Catholic Church records are a solid source for learning more about who came before

Besides the family members you grew up with and those you’ve heard tales of around the dinner table, who else might be considered your relations? Is there a Beethoven on your family tree, or a buccaneer? Royalty or rascals?

With the advent of the Internet, there’s never been a better time to find out. A world of genealogy resources is available out there 24/7/365, and you don’t even have to leave your home to access it.

How do you begin your search? The first step starts with you: ask yourself what you know to be true. Write down the names, birth dates, and places of birth for everyone in your original family, as well as the date and location of your parents’ wedding and any deaths that may have occurred in that small circle.

Next, involve the previous generation in your work. Ask them about their siblings and their parents and the important dates and places associated with each. Use a tape recorder, if they don’t mind, so you can catch every detail of the anecdotes that inevitably arise from these discussions.

A handy way to keep all this information neat and orderly is to use family group sheets. You can download and print them for free from genealogy Web sites such as www.ancestry.com. Or, if you prefer to keep everything electronic, you can find the sheets built into any genealogy software package. A list of several popular ones is available at right.

You may find at this point that you’re starting to see some discrepancies between, say your mother’s memory of her uncle’s place of birth and your grandmother’s. Now is the time to move on to the third step in your research process: consulting public records for verification.

County courthouses are a good source for secular records noting births, marriages, and deaths. A complementary system of public records that are sacramental in nature – for baptism, matrimony, and funeral events   may be found in the files of your ancestors’ local Catholic parish. In many cases, confirmation and first communion records may be available, too.

Why do Catholic parishes keep records?

Sacramental records have been kept by Catholic parishes since the Council of Trent (1545-1563), when the gathered bishops decreed that Catholics must be baptized before they could be married. Even accounting for fires and floods, many European parishes still maintain records dating back to this council directive.

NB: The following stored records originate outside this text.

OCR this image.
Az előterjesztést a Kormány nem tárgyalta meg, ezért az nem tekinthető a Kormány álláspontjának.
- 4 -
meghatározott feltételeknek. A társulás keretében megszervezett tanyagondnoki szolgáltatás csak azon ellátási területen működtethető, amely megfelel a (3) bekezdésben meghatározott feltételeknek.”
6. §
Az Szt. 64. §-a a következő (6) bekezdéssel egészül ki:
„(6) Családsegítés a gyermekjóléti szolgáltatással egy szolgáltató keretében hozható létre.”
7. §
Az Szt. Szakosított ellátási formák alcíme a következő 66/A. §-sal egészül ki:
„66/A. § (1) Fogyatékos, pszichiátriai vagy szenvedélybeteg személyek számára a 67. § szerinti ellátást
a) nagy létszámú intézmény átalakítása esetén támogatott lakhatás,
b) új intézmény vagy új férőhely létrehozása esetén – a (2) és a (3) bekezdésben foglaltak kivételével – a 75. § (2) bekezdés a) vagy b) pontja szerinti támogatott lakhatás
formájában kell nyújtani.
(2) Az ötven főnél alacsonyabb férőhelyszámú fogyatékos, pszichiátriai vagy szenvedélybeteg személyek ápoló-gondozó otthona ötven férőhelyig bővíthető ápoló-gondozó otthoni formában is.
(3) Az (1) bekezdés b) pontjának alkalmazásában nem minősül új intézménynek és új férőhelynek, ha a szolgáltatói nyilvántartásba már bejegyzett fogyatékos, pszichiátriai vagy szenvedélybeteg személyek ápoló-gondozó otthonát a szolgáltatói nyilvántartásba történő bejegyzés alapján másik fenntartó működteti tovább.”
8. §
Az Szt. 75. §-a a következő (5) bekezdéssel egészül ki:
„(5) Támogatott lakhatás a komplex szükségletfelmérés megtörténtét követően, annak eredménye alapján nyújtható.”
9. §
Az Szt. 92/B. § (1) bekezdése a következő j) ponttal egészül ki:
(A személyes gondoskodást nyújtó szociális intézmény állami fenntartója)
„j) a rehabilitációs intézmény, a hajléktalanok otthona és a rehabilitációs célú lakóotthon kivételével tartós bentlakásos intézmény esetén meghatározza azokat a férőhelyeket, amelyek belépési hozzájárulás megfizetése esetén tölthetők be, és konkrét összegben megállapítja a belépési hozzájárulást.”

As bishops established Catholic parishes in the New World, they insisted upon keeping good records here, too. Thanks to them, many American families can trace their roots through more than four centuries of Church history.

How can these records be accessed?

Once you’ve identified the parish associated with your ancestor, drop its office a note and let them know what records you are seeking. Definitely write first, if you’d like to visit the parish in person. Some churches are understaffed, and may need the advance warning to locate and copy the materials you request.

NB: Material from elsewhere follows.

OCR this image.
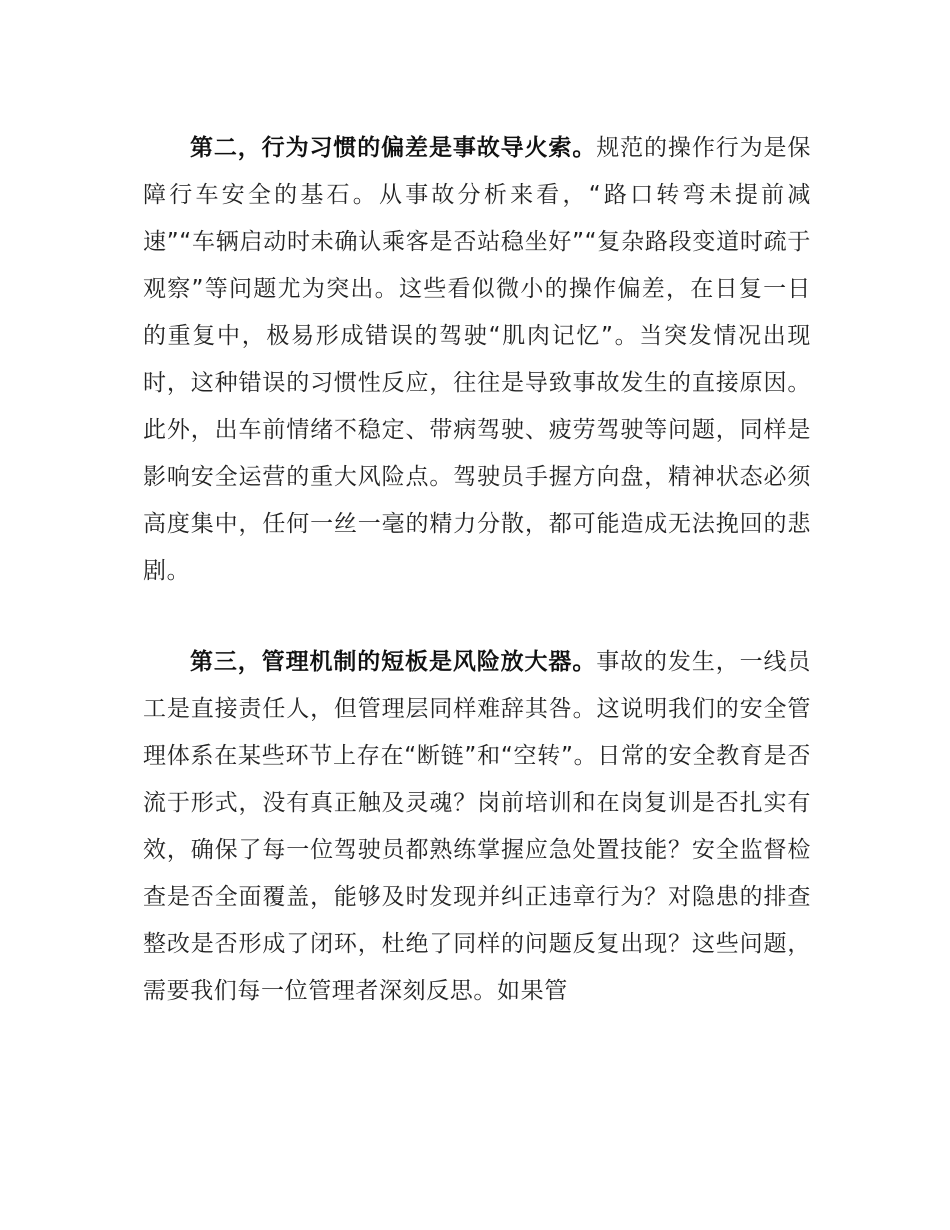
第二，行为习惯的偏差是事故导火索。规范的操作行为是保障行车安全的基石。从事故分析来看，“路口转弯未提前减速”“车辆启动时未确认乘客是否站稳坐好”“复杂路段变道时疏于观察”等问题尤为突出。这些看似微小的操作偏差，在日复一日的重复中，极易形成错误的驾驶“肌肉记忆”。当突发情况出现时，这种错误的习惯性反应，往往是导致事故发生的直接原因。此外，出车前情绪不稳定、带病驾驶、疲劳驾驶等问题，同样是影响安全运营的重大风险点。驾驶员手握方向盘，精神状态必须高度集中，任何一丝一毫的精力分散，都可能造成无法挽回的悲剧。

第三，管理机制的短板是风险放大器。事故的发生，一线员工是直接责任人，但管理层同样难辞其咎。这说明我们的安全管理体系在某些环节上存在“断链”和“空转”。日常的安全教育是否流于形式，没有真正触及灵魂？岗前培训和在岗复训是否扎实有效，确保了每一位驾驶员都熟练掌握应急处置技能？安全监督检查是否全面覆盖，能够及时发现并纠正违章行为？对隐患的排查整改是否形成了闭环，杜绝了同样的问题反复出现？这些问题，需要我们每一位管理者深刻反思。如果管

Casting the net a bit broader, you might also try contacting the local Catholic cemetery as well. If you are able to travel to see it, bring a camera to visually record your relatives’ gravestones and note the location on a map.

What’s available at the diocesan level?

Diocesan records are another source of primary information you might consider searching. For specific information on the diocese that interests you, skim through U. S. Catholic Sources: A Diocesan Research Guide, Salt Lake City, Ancestry, 1995. This book, by Virginia Humling, contains a state-by state description of diocesan sources for genealogical researchers.

Whether you stop at the parish level or continue on to do diocesan research, please note that it is customary when dealing with these offices to make a donation to cover staff time and copy and/or mailing costs. Some offices may even have set fees.

Are there other sources for church records?

Some Catholic church records may also be found at the Family History Library, associated with the Church of Jesus Christ of Latter-day Saints (LDS).

Founded in 1894 to help LDS members trace their family trees, the library broadened its mission in the 20th century and now contains the largest collection of genealogical records   both secular and sacramental   in the world.

The collection may be accessed at the main library in Salt Lake City, Utah, or at any of its 3,400 branches, called Family History Centers. In the Lansing diocese, centers are located in Adrian, Ann Arbor, Flint, Grand Blanc, Howell, Jackson, Lansing, and Owosso.

5 Popular Books:

1  Unpuzzling Your Past: A Basic Guide to Genealogy. By Emily Anne Croom, F&W Publications, 1995

2  To Our Children’s Children: Journal of Family Memories, By Bob Greene and D. G. Fulford, Doubleday & Company, 1998

3  Evidence! Citation & Analysis for the Family Historian, By Elizabeth Shown Mills, Genealogical Publishing Company, 1997

4  The Everything Family Tree Book: Finding, Charting, and Preserving Your Family History, By William G. Hartley and Barry Littman, Adams Media, 1998

5  The Complete Idiot’s Guide to Genealogy, By Christine Rose and Kay G. Ingalls, Hungry Minds, 1997

5 Popular Web Sites:

www.ancestry.com

www.cyndislist.com

www.genealogy.com

www.rootsweb.com

www.usgenweb.com

5 Popular Software Packages:

1  Ancestral Quest (Incline Software)

2  Family Tree (Sierra Generations)

3  Family Tree Maker (The Learning Company)

4  Ultimate Family Tree (Mindscape)

5  Personal Ancestral File (LDS)

Note: These packages are PC-based. If you own a Macintosh, look into the genealogy package called Reunion, developed by Leister Productions.